Сочинения | страница 36
12. Так же и море при тихой погоде способно послать человеку свой вызов и увлечь его странным желанием, — но к чему говорить: вы сами знаете это! Даже тот, кто родился и вырос на суше и не изведал ни разу плавания, захочет, наверно, подняться на корабль и отправиться в далекий путь, надолго оторвавшись от берегов, особенно если увидит он парус, гонимый тихим веяньем попутного ветра, и спокойный бег корабля, легко скользящего по лону ласковых волн.
13. Вот так-то и красота этого дома способна побудить к произнесению речи и воодушевить говорящего и вооружить его желанием стяжать славу всеми доступными ему способами. Я покоряюсь этому, я уже покорился и пришел в этот дом, чтобы говорить, влекомый красотой его, как чародейною птицей или песнопением сирен, питая немалую надежду на то, что речи мои, если и были они доселе невзрачными, прекрасными явятся, словно в уборе прекрасных одежд.
14. Но, пока говорил я это, некое иное слово, не худородное, но высоким себя почитающее, стало стучаться, пытаясь прервать мою речь, и сейчас, когда я замолк, оно заявляет, что неправду я говорю, и дивится моему утверждению, будто проявлению красноречия способствует красота хором, живописью и позолотой убранных: обратное-де это возымеет действие. Но, если угодно вам будет, пусть лучше само выступит это новое слово и само за себя держит речь перед вашим судом, почему именно считает оно полезнее для говорящего жилище простое и невзрачное.

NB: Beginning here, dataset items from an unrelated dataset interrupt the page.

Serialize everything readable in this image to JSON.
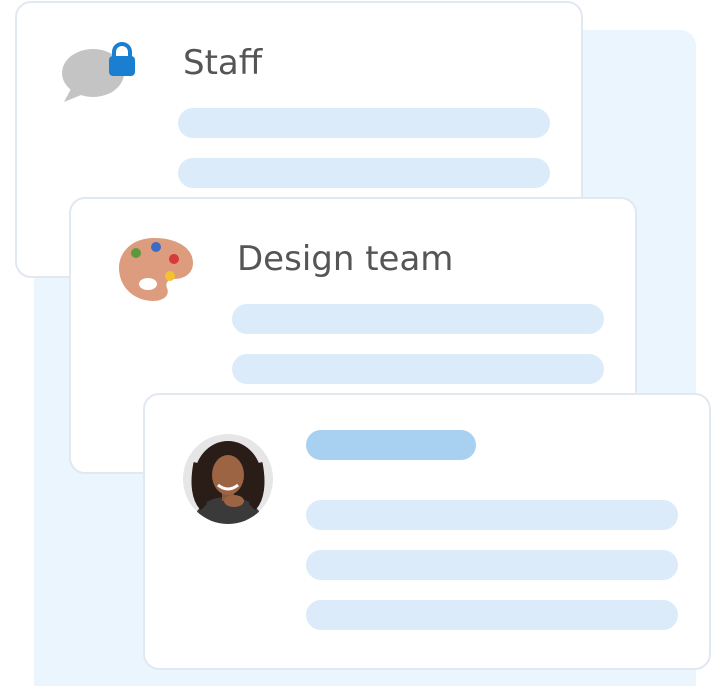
{
  "cards": [
    {
      "title": "Staff",
      "icon": "chat-lock-icon"
    },
    {
      "title": "Design team",
      "icon": "palette-icon"
    },
    {
      "title": "",
      "icon": "avatar-photo"
    }
  ],
  "colors": {
    "background_panel": "#eaf5fd",
    "card_border": "#e2e8f0",
    "placeholder_line": "#dbebfa",
    "placeholder_accent": "#a8d0f0",
    "lock": "#1a7fd0",
    "chat_bubble": "#c4c4c4",
    "palette": "#dd9c7e",
    "title_text": "#555555"
  }
}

Мое мнение вы уже слышали, так что нет мне нужды дважды говорить о том же самом, — теперь его черед говорить, я же умолкну и на малое время уступлю свое место.
15. — Граждане судьи, — так начинает противник, — до меня говоривший оратор много великих похвал вознес этому дому и словами своими украсил его. Я, со своей стороны, настолько далек от желания его порицать, что решаюсь даже дополнить то, что опустил мой предшественник, ибо, чем прекраснее вам покажется этот дом, тем более доказана будет непригодность его для целей оратора. Итак, прежде всего, поскольку мой противник упомянул о женщинах, о нарядах их и золотых украшениях, позвольте и мне воспользоваться тем же примером. А именно: я утверждаю, что и на прекрасной женщине обилие драгоценностей не только не содействует большей ее миловидности, но служит даже прямой помехой: ибо каждый из встречных, ослепленный золотом и роскошью каменьев, вместо того чтобы дивиться белизне кожи, глазам, шее, стройности рук и изяществу пальцев, — ничего этого не заметив, уставится на сердолик или смарагд, на ожерелье или запястье, так что и сама красавица, естественно, почувствует недовольство, видя, что пренебрегают ею ради ее украшений и что присутствующим некогда похвалить ее красоту, так как вид ее стал для них чем-то второстепенным.